The department announced in a statement released last Thursday that it discovered March 9 that some of its computer systems were inaccessible. An investigation with other law enforcement partners and tech experts found that the department had been locked out as the result of a "sophisticated ransomware attack," and officials refused to pay any ransom, according to the department.
On April 27, investigators determined that the hackers had stolen information and by May 20, determined that the data may have included Social Security, driver's license and passport numbers, as well as financial and medical information, according to the police department.
Local news from across Southern California
However, the Los Angeles Times reported Monday that the breach was much broader, based on the newspaper's review of documents posted on a dark web site by ransomeware gang DoppelPaymer.

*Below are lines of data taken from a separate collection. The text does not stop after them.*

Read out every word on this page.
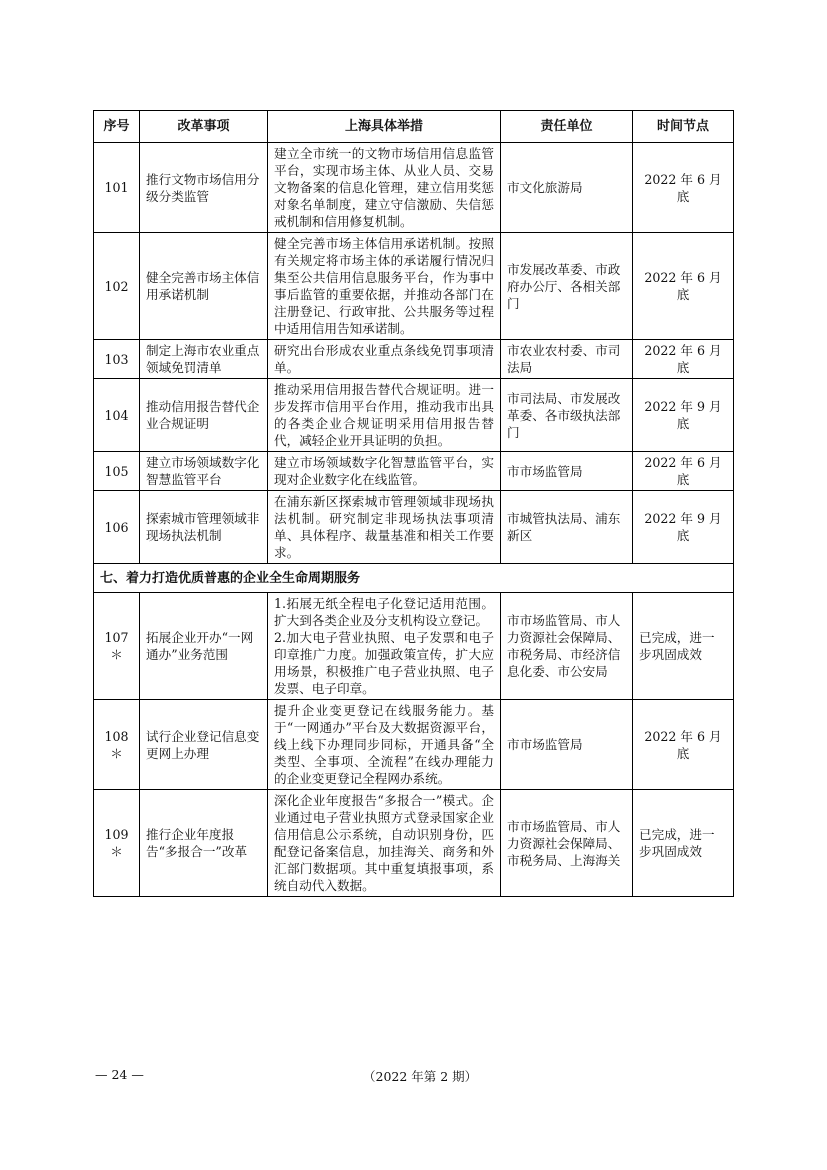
序号	改革事项	上海具体举措	责任单位	时间节点
101	推行文物市场信用分级分类监管	建立全市统一的文物市场信用信息监管平台，实现市场主体、从业人员、交易文物备案的信息化管理，建立信用奖惩对象名单制度，建立守信激励、失信惩戒机制和信用修复机制。	市文化旅游局	2022 年 6 月底
102	健全完善市场主体信用承诺机制	健全完善市场主体信用承诺机制。按照有关规定将市场主体的承诺履行情况归集至公共信用信息服务平台，作为事中事后监管的重要依据，并推动各部门在注册登记、行政审批、公共服务等过程中适用信用告知承诺制。	市发展改革委、市政府办公厅、各相关部门	2022 年 6 月底
103	制定上海市农业重点领域免罚清单	研究出台形成农业重点条线免罚事项清单。	市农业农村委、市司法局	2022 年 6 月底
104	推动信用报告替代企业合规证明	推动采用信用报告替代合规证明。进一步发挥市信用平台作用，推动我市出具的各类企业合规证明采用信用报告替代，减轻企业开具证明的负担。	市司法局、市发展改革委、各市级执法部门	2022 年 9 月底
105	建立市场领域数字化智慧监管平台	建立市场领域数字化智慧监管平台，实现对企业数字化在线监管。	市市场监管局	2022 年 6 月底
106	探索城市管理领域非现场执法机制	在浦东新区探索城市管理领域非现场执法机制。研究制定非现场执法事项清单、具体程序、裁量基准和相关工作要求。	市城管执法局、浦东新区	2022 年 9 月底
七、着力打造优质普惠的企业全生命周期服务				
107＊	拓展企业开办“一网通办”业务范围	1.拓展无纸全程电子化登记适用范围。扩大到各类企业及分支机构设立登记。
2.加大电子营业执照、电子发票和电子印章推广力度。加强政策宣传，扩大应用场景，积极推广电子营业执照、电子发票、电子印章。	市市场监管局、市人力资源社会保障局、市税务局、市经济信息化委、市公安局	已完成，进一步巩固成效
108＊	试行企业登记信息变更网上办理	提升企业变更登记在线服务能力。基于“一网通办”平台及大数据资源平台，线上线下办理同步同标，开通具备“全类型、全事项、全流程”在线办理能力的企业变更登记全程网办系统。	市市场监管局	2022 年 6 月底
109＊	推行企业年度报告“多报合一”改革	深化企业年度报告“多报合一”模式。企业通过电子营业执照方式登录国家企业信用信息公示系统，自动识别身份，匹配登记备案信息，加挂海关、商务和外汇部门数据项。其中重复填报事项，系统自动代入数据。	市市场监管局、市人力资源社会保障局、市税务局、上海海关	已完成，进一步巩固成效
— 24 —	（2022 年第 2 期）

The Times said the records released online included payroll files, a spreadsheet of gang member contacts, crime scene and booking photos, and investigative reports citing confidential informants.
The index page detailing the police data has been visited more than 11,000 times since April, according to the newspaper.

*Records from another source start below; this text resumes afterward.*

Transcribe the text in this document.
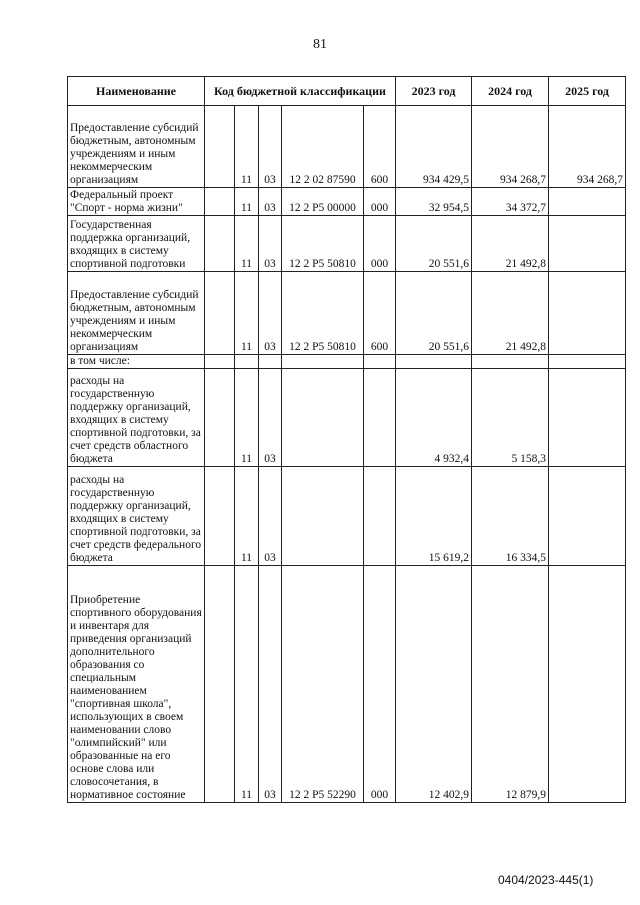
81
Наименование	Код бюджетной классификации					2023 год	2024 год	2025 год
Предоставление субсидий бюджетным, автономным учреждениям и иным некоммерческим организациям		11	03	12 2 02 87590	600	934 429,5	934 268,7	934 268,7
Федеральный проект "Спорт - норма жизни"		11	03	12 2 P5 00000	000	32 954,5	34 372,7	
Государственная поддержка организаций, входящих в систему спортивной подготовки		11	03	12 2 P5 50810	000	20 551,6	21 492,8	
Предоставление субсидий бюджетным, автономным учреждениям и иным некоммерческим организациям		11	03	12 2 P5 50810	600	20 551,6	21 492,8	
в том числе:								
расходы на государственную поддержку организаций, входящих в систему спортивной подготовки, за счет средств областного бюджета		11	03			4 932,4	5 158,3	
расходы на государственную поддержку организаций, входящих в систему спортивной подготовки, за счет средств федерального бюджета		11	03			15 619,2	16 334,5	
Приобретение спортивного оборудования и инвентаря для приведения организаций дополнительного образования со специальным наименованием "спортивная школа", использующих в своем наименовании слово "олимпийский" или образованные на его основе слова или словосочетания, в нормативное состояние		11	03	12 2 P5 52290	000	12 402,9	12 879,9	
0404/2023-445(1)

Azusa police Capt. Christopher Grant told City News Service that investigators — including from the Los Angeles County Sheriff's Department and FBI — are still working to determine the full scope of the data in the hands of hackers.
Grant said he was limited in what he could say as law enforcement agencies work to bring someone to justice in the case.
"There's a lot I... can't discuss," Grant said.
He said that the attack hadn't affected the department's ability to keep Azusa safe.
"Our operations haven't been hindered at all by this," Grant said.
The U.S. Treasury Department has warned that hackers often target small-to-medium-sized businesses and local government agencies because they typically have fewer security protections in place.
Cybercriminals typically encrypt data, making systems unavailable to their owner, and demand payment, often in digital currency, in exchange for decrypting it and not releasing sensitive information publicly.
The Azusa Police Department said it was taking steps to enhance its security, while providing advice in its release for individuals whose data may have been compromised.
The FBI, which has provided assistance in the Azusa attack, has previously said it is aware of incidents in which DoppelPaymer has cold-called victims to coerce them into paying ransom demands. The police department did not say how the organization made contact.
Reported ransomware attacks increased by 37% and related losses jumped 147% from 2018 to 2019, according to the FBI's Internet Crime Report.
Paying such ransoms can result in civil penalties to the victim, according to an advisory released by the Treasury Department's Office of Foreign Assets Control last October.